September 2, 2014 at 6:07 PM

By: Margaret Wilson

Whatever Gates Wants

I remember using Bill Gates as an example to my students of a lowly worker who started a business in his garage and turned it into a multi-billion dollar enterprise. I, also, used to be able to say that he didn't forget where he came from and gave back to the children of Chicago. I can't say either of those things any longer.
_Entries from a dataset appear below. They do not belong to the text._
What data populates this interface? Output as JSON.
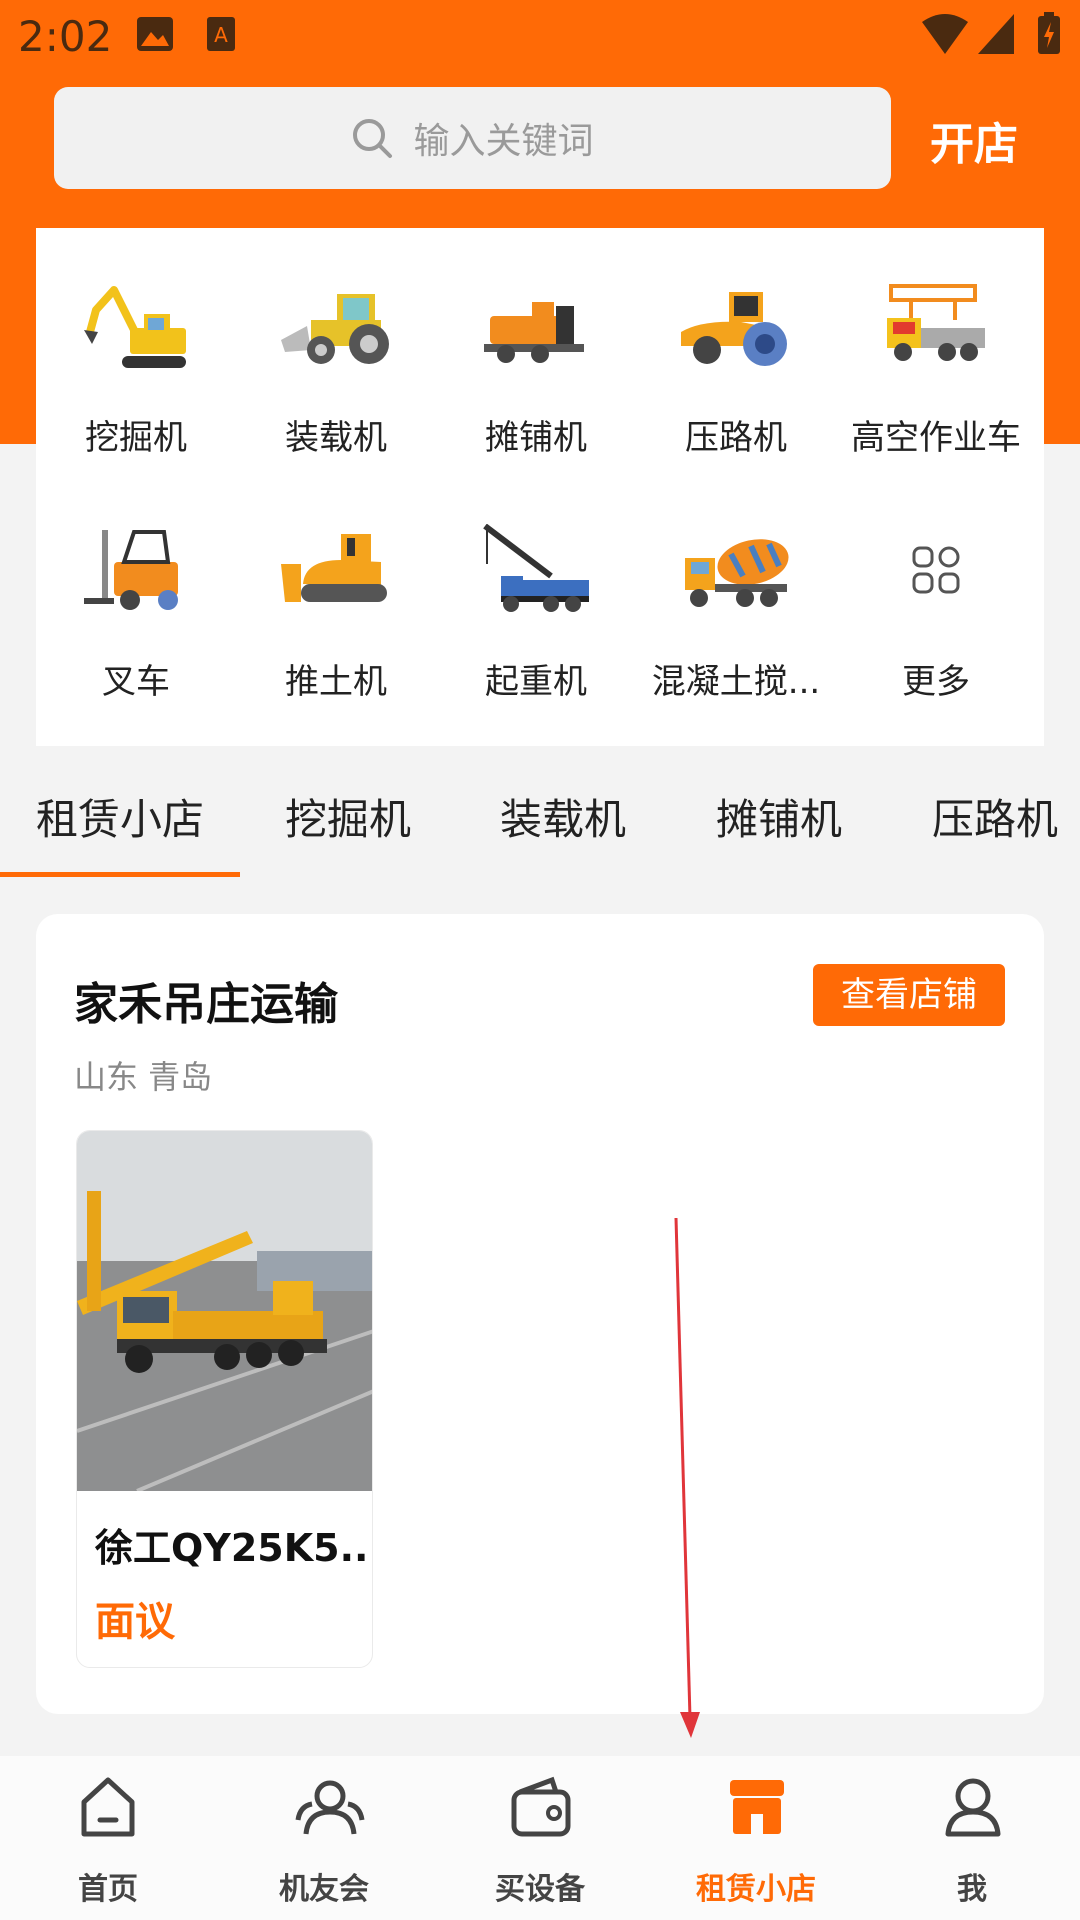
{
  "status_bar": {
    "time": "2:02"
  },
  "header": {
    "search_placeholder": "输入关键词",
    "open_shop": "开店"
  },
  "categories": [
    {
      "label": "挖掘机",
      "icon": "excavator-icon"
    },
    {
      "label": "装载机",
      "icon": "loader-icon"
    },
    {
      "label": "摊铺机",
      "icon": "paver-icon"
    },
    {
      "label": "压路机",
      "icon": "road-roller-icon"
    },
    {
      "label": "高空作业车",
      "icon": "aerial-work-truck-icon"
    },
    {
      "label": "叉车",
      "icon": "forklift-icon"
    },
    {
      "label": "推土机",
      "icon": "bulldozer-icon"
    },
    {
      "label": "起重机",
      "icon": "crane-icon"
    },
    {
      "label": "混凝土搅...",
      "icon": "concrete-mixer-icon"
    },
    {
      "label": "更多",
      "icon": "more-grid-icon"
    }
  ],
  "tabs": [
    "租赁小店",
    "挖掘机",
    "装载机",
    "摊铺机",
    "压路机"
  ],
  "active_tab": "租赁小店",
  "shop": {
    "name": "家禾吊庄运输",
    "location": "山东 青岛",
    "view_button": "查看店铺",
    "product": {
      "title": "徐工QY25K5...",
      "price": "面议"
    }
  },
  "bottom_nav": [
    {
      "label": "首页",
      "icon": "home-icon"
    },
    {
      "label": "机友会",
      "icon": "community-icon"
    },
    {
      "label": "买设备",
      "icon": "wallet-icon"
    },
    {
      "label": "租赁小店",
      "icon": "shop-icon"
    },
    {
      "label": "我",
      "icon": "profile-icon"
    }
  ],
  "colors": {
    "brand": "#ff6a06",
    "background": "#f3f3f3"
  }
}
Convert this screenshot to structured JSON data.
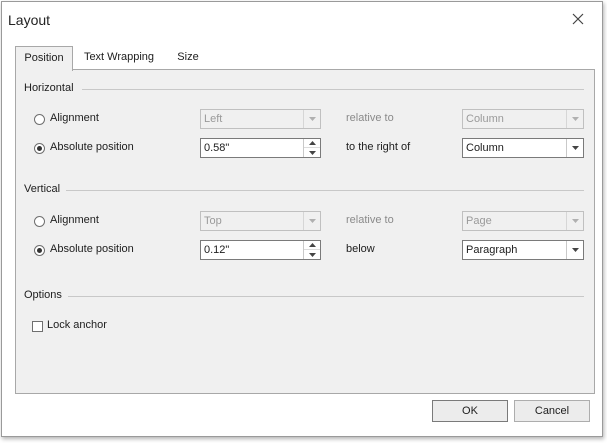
{
  "dialog": {
    "title": "Layout"
  },
  "tabs": [
    {
      "label": "Position",
      "active": true
    },
    {
      "label": "Text Wrapping",
      "active": false
    },
    {
      "label": "Size",
      "active": false
    }
  ],
  "horizontal": {
    "section_title": "Horizontal",
    "alignment": {
      "label": "Alignment",
      "selected": false,
      "value": "Left",
      "relative_label": "relative to",
      "relative_value": "Column"
    },
    "absolute": {
      "label": "Absolute position",
      "selected": true,
      "value": "0.58\"",
      "relative_label": "to the right of",
      "relative_value": "Column"
    }
  },
  "vertical": {
    "section_title": "Vertical",
    "alignment": {
      "label": "Alignment",
      "selected": false,
      "value": "Top",
      "relative_label": "relative to",
      "relative_value": "Page"
    },
    "absolute": {
      "label": "Absolute position",
      "selected": true,
      "value": "0.12\"",
      "relative_label": "below",
      "relative_value": "Paragraph"
    }
  },
  "options": {
    "section_title": "Options",
    "lock_anchor": {
      "label": "Lock anchor",
      "checked": false
    }
  },
  "footer": {
    "ok_label": "OK",
    "cancel_label": "Cancel"
  }
}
September 3, 2014 at 4:32 AM

By: George N. Schmidt

Gates began wealthy, and became wealthiest

Bill Gates was the son of one of the wealthiest bankers in Seattle, attended the area's most expensive private school, and went to Harvard partly because his parents could afford to send him there. He never -- never once -- began a business "in a garage." His fortune was created by lawyers who bought up the "intellectual property rights" to the inventions of others and then added it to Gates's Microsoft Corporation. Bill Gates began among the wealthy -- NOT in a garage but in one of the most affluent homes in the Pacific Northwest. Microsoft's monopolies built Bill Gates's billions, just as the Standard Oil monopolies of 100 years ago built the Rockefeller fortunes that murdered workers and strangled democracy across those decades. Like many wealthy children of great wealth, he could afford to drop out of Harvard because unlike those who did climb from the working class, his privileges were secured from the date and place of his birth.

September 4, 2014 at 6:07 PM

By: Margaret Wilson


I guess I still buy into some of the myths I was told when I was younger. Thanks for the correction.